How to specify linked types for asInstanceOf

Question

The title is not too descriptive, but I'm not aware how the used pattern is properly called. I hope all would become clear with example.

trait OneKnot[K <: Knot[K]] { this : K#One =>
  type OK = K // for example only. To show that it is actually defined
  def use(second : OK#Two)
}
trait TwoKnot[K <: Knot[K]] { this : K#Two => }

trait Knot[K <: Knot[K]] {
  type One <: OneKnot[K]
  type Two <: TwoKnot[K]
}

trait KnotExample extends Knot[KnotExample] {
  override type One = OneExample
  override type Two = TwoExample
}

trait OneExample extends OneKnot[KnotExample]
trait TwoExample extends TwoKnot[KnotExample]

object Test {
  def testByName( one : OneExample, two : TwoExample ) = one.use(two)
  def testByKnot[K <: Knot[K]]( one : K#One, two : K#Two ) = one.use(two)
  def testByCast(knot : Knot[_], one : OneKnot[_], two : TwoKnot[_]) = one.asInstanceOf[knot.One].use(two.asInstanceOf[knot.Two])
  def testByInnerCast(one : OneKnot[_], two : TwoKnot[_]) = one.use( two.asInstanceOf[one.OK#Two] )
}

Types OneExample and TwoExample is normally recognized by each other. The testByKnot method shows it. I can also call the use method with static parametrization by Knot . The types would be compatible, as shown in the testByKnot method.

But I need to discard type information to store data in a collection. eg Map[Knot[_], OneKnot[_]] . So I need to restore types after extraction from collection using asInstanceOf . But I failed to specify correctly to what types the cast needed.

In the last two test methods I get two corresponding errors:

NotSameType.scala:25: error: type mismatch;
 found   : knot.Two
 required: _$1#Two
  def testByCast(knot : Knot[_], one : OneKnot[_], two : TwoKnot[_]) = one.asInstanceOf[knot.One].use(two.asInstanceOf[knot.Two])
                                                                                                                      ^
NotSameType.scala:26: error: type Two is not a member of one.OK
  def testByInnerCast(one : OneKnot[_], two : TwoKnot[_]) = one.use( two.asInstanceOf[one.OK#Two] )

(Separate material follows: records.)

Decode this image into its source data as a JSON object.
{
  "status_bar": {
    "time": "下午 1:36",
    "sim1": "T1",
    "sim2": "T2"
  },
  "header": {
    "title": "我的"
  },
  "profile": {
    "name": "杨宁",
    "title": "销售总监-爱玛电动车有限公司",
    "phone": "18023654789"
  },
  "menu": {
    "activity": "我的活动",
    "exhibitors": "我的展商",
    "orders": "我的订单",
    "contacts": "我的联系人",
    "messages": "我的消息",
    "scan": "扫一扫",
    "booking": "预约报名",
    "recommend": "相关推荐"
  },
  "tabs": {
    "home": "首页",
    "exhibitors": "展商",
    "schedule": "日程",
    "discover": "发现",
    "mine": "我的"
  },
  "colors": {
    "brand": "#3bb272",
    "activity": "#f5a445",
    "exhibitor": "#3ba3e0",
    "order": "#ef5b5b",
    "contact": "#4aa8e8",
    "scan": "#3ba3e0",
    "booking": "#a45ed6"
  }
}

How the cast should be done properly?

Answer 1

How about using type K <: Knot[K] to glue/cast the two knots types together?

object Test {
  def testByName(one: OneExample, two: TwoExample) = one.use(two)
  def testByKnot[K <: Knot[K]](one: K#One, two: K#Two) = one.use(two)
  def testByCast[K <: Knot[K]](one: OneKnot[_], two: TwoKnot[_]) =
    one.asInstanceOf[K#One].use(two.asInstanceOf[K#Two])
  def testByInnerCast[K <: Knot[K]](one: OneKnot[_], two: TwoKnot[_]) =
    one.asInstanceOf[K#One].use(two.asInstanceOf[K#One#OK#Two])
}

You can then call one of the cast methods directly.

val one    = new OneExample { def use(second: TwoExample) = ??? }
val two    = new TwoExample {}
val result = testByCast(one, two)

Answer 2

The answer summarize approach suggested by Andy

You may use type parametrization but never specify the needed tag. see the sample:

def testByDiscard[K <: Knot[K]]( one : OneKnot[_], two : TwoKnot[_] ) =
  one.asInstanceOf[K#One].use(two.asInstanceOf[K#Two])

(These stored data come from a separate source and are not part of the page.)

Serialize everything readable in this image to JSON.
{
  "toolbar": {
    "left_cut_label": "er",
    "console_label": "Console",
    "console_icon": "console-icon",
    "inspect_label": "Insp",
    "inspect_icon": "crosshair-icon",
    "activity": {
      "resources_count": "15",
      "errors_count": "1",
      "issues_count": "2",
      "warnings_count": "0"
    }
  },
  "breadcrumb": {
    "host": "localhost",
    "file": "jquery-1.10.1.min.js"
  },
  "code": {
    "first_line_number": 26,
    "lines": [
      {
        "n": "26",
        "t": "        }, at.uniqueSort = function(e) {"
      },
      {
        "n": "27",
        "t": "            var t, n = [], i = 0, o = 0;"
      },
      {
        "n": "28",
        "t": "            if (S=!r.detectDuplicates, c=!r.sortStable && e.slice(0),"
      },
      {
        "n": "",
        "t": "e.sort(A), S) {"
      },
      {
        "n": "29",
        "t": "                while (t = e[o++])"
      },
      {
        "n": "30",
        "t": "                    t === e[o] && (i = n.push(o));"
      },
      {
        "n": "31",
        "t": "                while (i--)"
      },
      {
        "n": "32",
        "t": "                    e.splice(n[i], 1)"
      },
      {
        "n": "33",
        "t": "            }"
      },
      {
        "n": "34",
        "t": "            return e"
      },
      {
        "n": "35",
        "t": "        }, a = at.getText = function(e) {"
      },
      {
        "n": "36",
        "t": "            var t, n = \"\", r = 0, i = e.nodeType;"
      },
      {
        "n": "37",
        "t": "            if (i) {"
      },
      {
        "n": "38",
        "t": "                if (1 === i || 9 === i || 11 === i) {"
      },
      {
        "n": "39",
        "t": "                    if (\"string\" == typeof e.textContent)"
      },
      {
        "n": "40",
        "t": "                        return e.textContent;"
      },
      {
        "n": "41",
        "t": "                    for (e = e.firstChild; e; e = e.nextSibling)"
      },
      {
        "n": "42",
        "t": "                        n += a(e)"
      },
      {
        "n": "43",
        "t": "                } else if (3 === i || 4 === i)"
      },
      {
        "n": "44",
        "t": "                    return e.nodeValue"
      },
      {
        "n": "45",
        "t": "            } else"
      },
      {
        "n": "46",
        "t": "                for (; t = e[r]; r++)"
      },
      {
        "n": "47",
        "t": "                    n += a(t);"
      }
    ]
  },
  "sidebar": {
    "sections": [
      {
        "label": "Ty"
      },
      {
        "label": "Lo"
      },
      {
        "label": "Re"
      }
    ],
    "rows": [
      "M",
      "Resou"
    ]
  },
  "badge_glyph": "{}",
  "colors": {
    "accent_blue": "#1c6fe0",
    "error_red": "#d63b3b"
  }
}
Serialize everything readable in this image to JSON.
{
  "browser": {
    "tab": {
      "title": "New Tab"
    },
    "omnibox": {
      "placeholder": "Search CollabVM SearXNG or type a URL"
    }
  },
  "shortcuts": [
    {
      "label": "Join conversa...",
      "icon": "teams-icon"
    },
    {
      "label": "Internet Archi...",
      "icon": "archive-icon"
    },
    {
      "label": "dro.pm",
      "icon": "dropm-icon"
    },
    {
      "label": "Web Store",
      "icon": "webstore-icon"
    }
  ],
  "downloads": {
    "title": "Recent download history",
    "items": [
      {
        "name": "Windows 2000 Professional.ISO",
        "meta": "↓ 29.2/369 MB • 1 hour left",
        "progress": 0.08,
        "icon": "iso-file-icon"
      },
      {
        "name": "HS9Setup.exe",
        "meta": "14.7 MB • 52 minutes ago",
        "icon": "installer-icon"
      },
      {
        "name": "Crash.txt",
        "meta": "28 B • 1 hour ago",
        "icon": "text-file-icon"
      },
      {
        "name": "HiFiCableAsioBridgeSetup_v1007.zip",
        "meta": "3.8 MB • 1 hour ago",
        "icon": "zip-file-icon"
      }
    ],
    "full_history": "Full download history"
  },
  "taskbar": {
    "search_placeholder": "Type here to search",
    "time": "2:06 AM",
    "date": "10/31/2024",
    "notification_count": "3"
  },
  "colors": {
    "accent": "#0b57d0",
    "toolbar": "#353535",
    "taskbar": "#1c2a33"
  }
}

The mystery is that compiler managed to substitute something meaningful to the type parameters. The type parameter may never be specified, but this construction would still works. Anyway java gets rid of all type parameters, so no crucial information is lost.

I was curious what is the magic type the compiler use. And add implicit type tag to get it. It was just simple Nothing not a complicated type erasure type. Static type checker really does not complain agains the further usage:

val exo : OneExample = new OneExample
val ext : TwoExample = new TwoExample
Test.testByDiscard[Nothing](exo, ext)

But fails as expected when trying to cast directly to Nothing#One or Nothing#Two . It also fails when trying with calling testByKnot[Nothing] that is identical to discard case but without asInstanceOf call. It is quite amusing how the scala type manager works, but it deserves separate question.

This question is closed with answer provided by Andy and detailed by me above. It just works.